Short term care
When caregivers need a break, the health insurers pay for support offers
Help for helpers: Those who constantly take care of things also have to draw strength from time to time
© Getty Images / Westend61 / Uwe Umstätter
Many people in need of care require permanent care and are lovingly cared for by close relatives. Sometimes, however, there are phases in which care within your own four walls is simply not possible - perhaps because the carer becomes ill himself or has to go on vacation urgently. Then a temporary inpatient stay in a care facility is helpful.
Some homes have special short-term places available, and there are a few facilities that specialize exclusively in short-term care.
Combine financial support wisely
The long-term care fund helps with the financing. Every person in need of care with a recognized degree of care between 2 and 5 is entitled to 1612 euros per year, which they can spend on corresponding services - spread over up to eight weeks. Half of the regular care allowance will continue to be paid during this period.

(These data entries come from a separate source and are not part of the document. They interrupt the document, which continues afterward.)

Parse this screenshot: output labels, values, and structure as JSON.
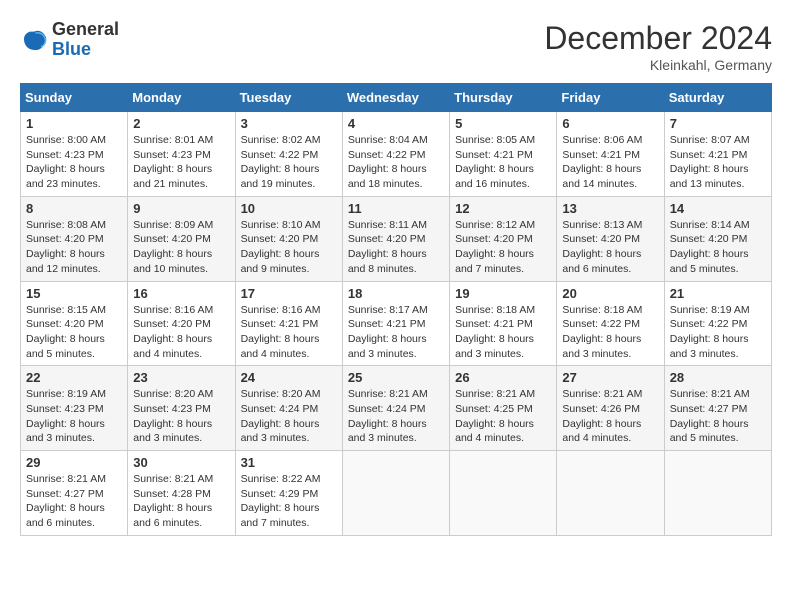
{
  "logo": {
    "general": "General",
    "blue": "Blue"
  },
  "title": "December 2024",
  "location": "Kleinkahl, Germany",
  "headers": [
    "Sunday",
    "Monday",
    "Tuesday",
    "Wednesday",
    "Thursday",
    "Friday",
    "Saturday"
  ],
  "weeks": [
    [
      {
        "day": "1",
        "sunrise": "8:00 AM",
        "sunset": "4:23 PM",
        "daylight": "8 hours and 23 minutes."
      },
      {
        "day": "2",
        "sunrise": "8:01 AM",
        "sunset": "4:23 PM",
        "daylight": "8 hours and 21 minutes."
      },
      {
        "day": "3",
        "sunrise": "8:02 AM",
        "sunset": "4:22 PM",
        "daylight": "8 hours and 19 minutes."
      },
      {
        "day": "4",
        "sunrise": "8:04 AM",
        "sunset": "4:22 PM",
        "daylight": "8 hours and 18 minutes."
      },
      {
        "day": "5",
        "sunrise": "8:05 AM",
        "sunset": "4:21 PM",
        "daylight": "8 hours and 16 minutes."
      },
      {
        "day": "6",
        "sunrise": "8:06 AM",
        "sunset": "4:21 PM",
        "daylight": "8 hours and 14 minutes."
      },
      {
        "day": "7",
        "sunrise": "8:07 AM",
        "sunset": "4:21 PM",
        "daylight": "8 hours and 13 minutes."
      }
    ],
    [
      {
        "day": "8",
        "sunrise": "8:08 AM",
        "sunset": "4:20 PM",
        "daylight": "8 hours and 12 minutes."
      },
      {
        "day": "9",
        "sunrise": "8:09 AM",
        "sunset": "4:20 PM",
        "daylight": "8 hours and 10 minutes."
      },
      {
        "day": "10",
        "sunrise": "8:10 AM",
        "sunset": "4:20 PM",
        "daylight": "8 hours and 9 minutes."
      },
      {
        "day": "11",
        "sunrise": "8:11 AM",
        "sunset": "4:20 PM",
        "daylight": "8 hours and 8 minutes."
      },
      {
        "day": "12",
        "sunrise": "8:12 AM",
        "sunset": "4:20 PM",
        "daylight": "8 hours and 7 minutes."
      },
      {
        "day": "13",
        "sunrise": "8:13 AM",
        "sunset": "4:20 PM",
        "daylight": "8 hours and 6 minutes."
      },
      {
        "day": "14",
        "sunrise": "8:14 AM",
        "sunset": "4:20 PM",
        "daylight": "8 hours and 5 minutes."
      }
    ],
    [
      {
        "day": "15",
        "sunrise": "8:15 AM",
        "sunset": "4:20 PM",
        "daylight": "8 hours and 5 minutes."
      },
      {
        "day": "16",
        "sunrise": "8:16 AM",
        "sunset": "4:20 PM",
        "daylight": "8 hours and 4 minutes."
      },
      {
        "day": "17",
        "sunrise": "8:16 AM",
        "sunset": "4:21 PM",
        "daylight": "8 hours and 4 minutes."
      },
      {
        "day": "18",
        "sunrise": "8:17 AM",
        "sunset": "4:21 PM",
        "daylight": "8 hours and 3 minutes."
      },
      {
        "day": "19",
        "sunrise": "8:18 AM",
        "sunset": "4:21 PM",
        "daylight": "8 hours and 3 minutes."
      },
      {
        "day": "20",
        "sunrise": "8:18 AM",
        "sunset": "4:22 PM",
        "daylight": "8 hours and 3 minutes."
      },
      {
        "day": "21",
        "sunrise": "8:19 AM",
        "sunset": "4:22 PM",
        "daylight": "8 hours and 3 minutes."
      }
    ],
    [
      {
        "day": "22",
        "sunrise": "8:19 AM",
        "sunset": "4:23 PM",
        "daylight": "8 hours and 3 minutes."
      },
      {
        "day": "23",
        "sunrise": "8:20 AM",
        "sunset": "4:23 PM",
        "daylight": "8 hours and 3 minutes."
      },
      {
        "day": "24",
        "sunrise": "8:20 AM",
        "sunset": "4:24 PM",
        "daylight": "8 hours and 3 minutes."
      },
      {
        "day": "25",
        "sunrise": "8:21 AM",
        "sunset": "4:24 PM",
        "daylight": "8 hours and 3 minutes."
      },
      {
        "day": "26",
        "sunrise": "8:21 AM",
        "sunset": "4:25 PM",
        "daylight": "8 hours and 4 minutes."
      },
      {
        "day": "27",
        "sunrise": "8:21 AM",
        "sunset": "4:26 PM",
        "daylight": "8 hours and 4 minutes."
      },
      {
        "day": "28",
        "sunrise": "8:21 AM",
        "sunset": "4:27 PM",
        "daylight": "8 hours and 5 minutes."
      }
    ],
    [
      {
        "day": "29",
        "sunrise": "8:21 AM",
        "sunset": "4:27 PM",
        "daylight": "8 hours and 6 minutes."
      },
      {
        "day": "30",
        "sunrise": "8:21 AM",
        "sunset": "4:28 PM",
        "daylight": "8 hours and 6 minutes."
      },
      {
        "day": "31",
        "sunrise": "8:22 AM",
        "sunset": "4:29 PM",
        "daylight": "8 hours and 7 minutes."
      },
      null,
      null,
      null,
      null
    ]
  ]
}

Even if that sounds like a lot of money: "These services are sufficient for about two weeks at most," says Gudula Wolf, nursing advisor at the Arbeiterwohlfahrt (AWO) in Berlin. A tip: Combined with preventive care, the amount can possibly be doubled.
Money for time-outs: cleverly combining financial support
Money for time off
Applying for substitute care If the person in need of care is cared for by other people than they normally do at home for a while, they can apply for preventive care or substitute care. For this, the care fund pays up to 1612 euros per year for a maximum of six weeks. The applicant continues to receive half of the regular care allowance.
Redeployment Anyone who has not yet exhausted the benefits for short-term care can also use 50 percent of them for preventive care. This means that a total of up to 2418 euros per year is available for this.
Shift again If, on the other hand, the money for preventive care is not called up, nursing care funds top up the money for short-term care - per year and patient to up to 3224 euros.
What many are not aware of: These services can only be offset against pure care expenses. The patient has to pay for accommodation, meals and so-called investment costs, which most institutions charge in addition. Many can hardly afford it.
This is where the so-called relief amount comes into play, to which every person in need of care is entitled - regardless of their degree of care. He is entitled to 125 euros per month, which he can also use for the additional costs of short-term care. The relief amount can be saved - the collected sum only needs to be accessed by the end of June of the following year at the latest. Then the claims expire.
Benefits must be requested
However, the money is not paid out. Instead, the invoice from the care facility is sent to the care fund as part of the application and paid there. If you want to avoid having to pay in advance, you can sign a declaration of assignment for the institution in advance. Then they settle directly with the cash register.
In good hands: places in short-term care are in great demand
© Getty Images / Westend61 / Uwe Umstätter
Short-term care benefits must be applied for from the relevant long-term care insurance fund before they can be used - parallel to the search for a suitable facility. "This should be done as early as possible because short-term care places are rare," advises AWO expert Wolf.
Eugen Byrsch, board member of the German Foundation for Patient Protection, confirms this: "Not even every tenth nursing home offers short-term care at all." For most providers, it is simply not lucrative to keep such places available. The expert therefore demands a legal right to a short-term care place.
Beware of reservation fees
The search for a place is made easier by lists of the long-term care insurance funds, but also the nationwide care support points or online offers from health insurance associations. If a free space is found, the staff at the facility will help with the further process of the application.
Caution: Some nursing homes charge a retention fee, a kind of reservation fee, which is not always paid with the final invoice. "In my opinion, this is an unfair practice, because money is still being made from the need of the patients due to the lack of places," criticizes Gudula Wolf.
In order to apply to the long-term care insurance fund, a form is usually required, which can be requested by telephone or on the Internet. The patient does not always find out whether the application has been processed successfully. The cash register often conducts further correspondence directly with the institution. AWO expert Wolf recommends that anyone who has not received any feedback after two weeks should ask at the cash desk.
Support from social services
Incidentally, patients who are temporarily unable to take care of themselves after a hospital stay, for example, can apply for short-term care benefits. In this case, however, it is not the long-term care insurance but the health insurance that is responsible.
In these cases, the hospital's social services usually take care of the handling as part of discharge management. Among other things, he supports the patient or their relatives in finding the right facility.